Milan Railway Station – Designed by Ulisse Stacchini in 1931: We flew to Milan (I suppose it was cheaper than flying direct to Rome?), and then got the train to Rome. I for one was pleased, as, much to Hermann’s horror, I was in awe of the station’s “fascist architecture”…
The oddly named Vatican “Square”, from the top of Saint Peter’s: One of several times I was fortunate to see a wonder of the world with virtually no crowds to mar the experience…
The rear view of the famous equestrian statue of emperor Marcus Aurelius – Piazza del Campidoglio: Again, despite the marvelous early Spring weather, almost no people…
Tritone Fountain – Bernini: Our very modest pensione was close to the red-light district of Rome, but also very near this fabulously and typically over-the-top masterpiece.
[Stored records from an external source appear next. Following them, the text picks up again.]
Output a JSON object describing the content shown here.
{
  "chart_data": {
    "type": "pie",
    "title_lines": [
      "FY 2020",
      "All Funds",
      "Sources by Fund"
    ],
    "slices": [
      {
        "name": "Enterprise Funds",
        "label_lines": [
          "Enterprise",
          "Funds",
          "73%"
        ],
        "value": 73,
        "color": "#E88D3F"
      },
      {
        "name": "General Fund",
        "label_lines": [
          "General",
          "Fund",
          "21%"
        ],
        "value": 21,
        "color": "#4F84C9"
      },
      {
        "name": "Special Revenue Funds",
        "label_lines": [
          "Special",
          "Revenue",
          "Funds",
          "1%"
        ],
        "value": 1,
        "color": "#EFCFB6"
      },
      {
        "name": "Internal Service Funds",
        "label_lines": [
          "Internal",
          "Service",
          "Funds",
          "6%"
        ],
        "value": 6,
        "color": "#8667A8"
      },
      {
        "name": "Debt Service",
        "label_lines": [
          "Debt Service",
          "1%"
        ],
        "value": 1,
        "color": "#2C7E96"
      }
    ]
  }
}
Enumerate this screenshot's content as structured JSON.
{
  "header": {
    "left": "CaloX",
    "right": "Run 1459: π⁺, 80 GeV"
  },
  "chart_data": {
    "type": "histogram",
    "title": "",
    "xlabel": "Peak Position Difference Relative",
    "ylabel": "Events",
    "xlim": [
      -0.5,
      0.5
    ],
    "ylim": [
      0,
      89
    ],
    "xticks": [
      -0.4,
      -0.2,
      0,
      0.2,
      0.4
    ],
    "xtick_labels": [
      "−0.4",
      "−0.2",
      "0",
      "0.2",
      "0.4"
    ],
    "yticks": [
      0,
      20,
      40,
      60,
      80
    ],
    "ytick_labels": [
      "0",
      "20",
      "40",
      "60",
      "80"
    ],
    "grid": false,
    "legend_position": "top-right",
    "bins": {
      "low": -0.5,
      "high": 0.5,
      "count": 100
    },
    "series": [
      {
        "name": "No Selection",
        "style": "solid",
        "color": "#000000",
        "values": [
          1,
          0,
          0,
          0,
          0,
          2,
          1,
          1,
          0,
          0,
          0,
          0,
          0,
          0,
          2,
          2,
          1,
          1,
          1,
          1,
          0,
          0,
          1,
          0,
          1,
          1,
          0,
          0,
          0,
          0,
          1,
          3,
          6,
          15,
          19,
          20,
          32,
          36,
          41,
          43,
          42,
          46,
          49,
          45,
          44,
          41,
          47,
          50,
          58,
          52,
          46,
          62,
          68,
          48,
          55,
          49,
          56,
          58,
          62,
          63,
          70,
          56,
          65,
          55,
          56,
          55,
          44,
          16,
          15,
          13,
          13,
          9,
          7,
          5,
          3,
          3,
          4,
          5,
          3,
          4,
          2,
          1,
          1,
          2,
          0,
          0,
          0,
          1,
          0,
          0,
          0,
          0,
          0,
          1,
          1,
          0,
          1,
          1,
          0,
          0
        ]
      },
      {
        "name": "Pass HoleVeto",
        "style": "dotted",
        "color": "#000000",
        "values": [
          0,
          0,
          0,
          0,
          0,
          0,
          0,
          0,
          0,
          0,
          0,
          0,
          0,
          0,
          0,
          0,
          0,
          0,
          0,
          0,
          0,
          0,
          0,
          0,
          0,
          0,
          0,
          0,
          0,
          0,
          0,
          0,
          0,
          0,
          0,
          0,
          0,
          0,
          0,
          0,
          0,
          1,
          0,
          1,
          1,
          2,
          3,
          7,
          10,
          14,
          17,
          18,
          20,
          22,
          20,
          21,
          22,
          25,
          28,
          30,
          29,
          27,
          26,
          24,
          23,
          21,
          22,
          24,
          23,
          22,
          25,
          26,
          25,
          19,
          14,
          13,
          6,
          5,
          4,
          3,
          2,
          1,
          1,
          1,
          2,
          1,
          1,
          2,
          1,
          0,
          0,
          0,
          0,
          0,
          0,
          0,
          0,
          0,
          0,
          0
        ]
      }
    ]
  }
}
Many a pizza slab was consumed at its feet – or should I say, its fish (yes, I know they’re idealised dolphins, but…)…
Jael on the Palatine: Jael was one of the few girls at Carmel in those days, and although I doubt she was aware, I was in love with her. She was Italian, from Fiesoli, above Florence, and the daughter of one of Italy’s foremost post-war domestic electrical manufacturers. We all visited her home on the Florence leg of the trip. It was a medieval castle, jam-packed with yet more wonderful works of art. I believe she is now a successful fine artist based in Germany …
Hermann being sketched: I think this was in Florence. Hermann had been one of the many foreign student volunteers to help in the cleanup of Florence following the disastrous 1966 flood. I used much of what he told me about his work in and around the Uffizi to inform an early chapter in my novel ARK…
The Uffizi Gallery: As was normal for me in such places, a few of the Michelangelo sculptures notwithstanding, I was far more impressed with the gallery itself than much of the art it held. Can’t complain about this particular crowd, as it was my school group…
Florence from Giotto’s Campanile, (the cathedral bell tower), with Brunelleschi’s magnificent dome in the foreground: Florence was the star of the trip for me. Not so much the art (which was stupendous), but the city itself. I’ve been back many times since, but it never felt quite as perfect as in that March of 1976 …
Sarah, in the Boboli Gardens: I was in love with Sarah, and like Jael, she too had not the faintest idea. I was still a month away from my 16th birthday, and could barely make eye contact with a pretty girl, let alone declare my affections. Nevertheless, those ten days, in the warm Italian March sunshine, remain a mostly joyous memory. And after all, unrequited love is often a powerful muse of sorts.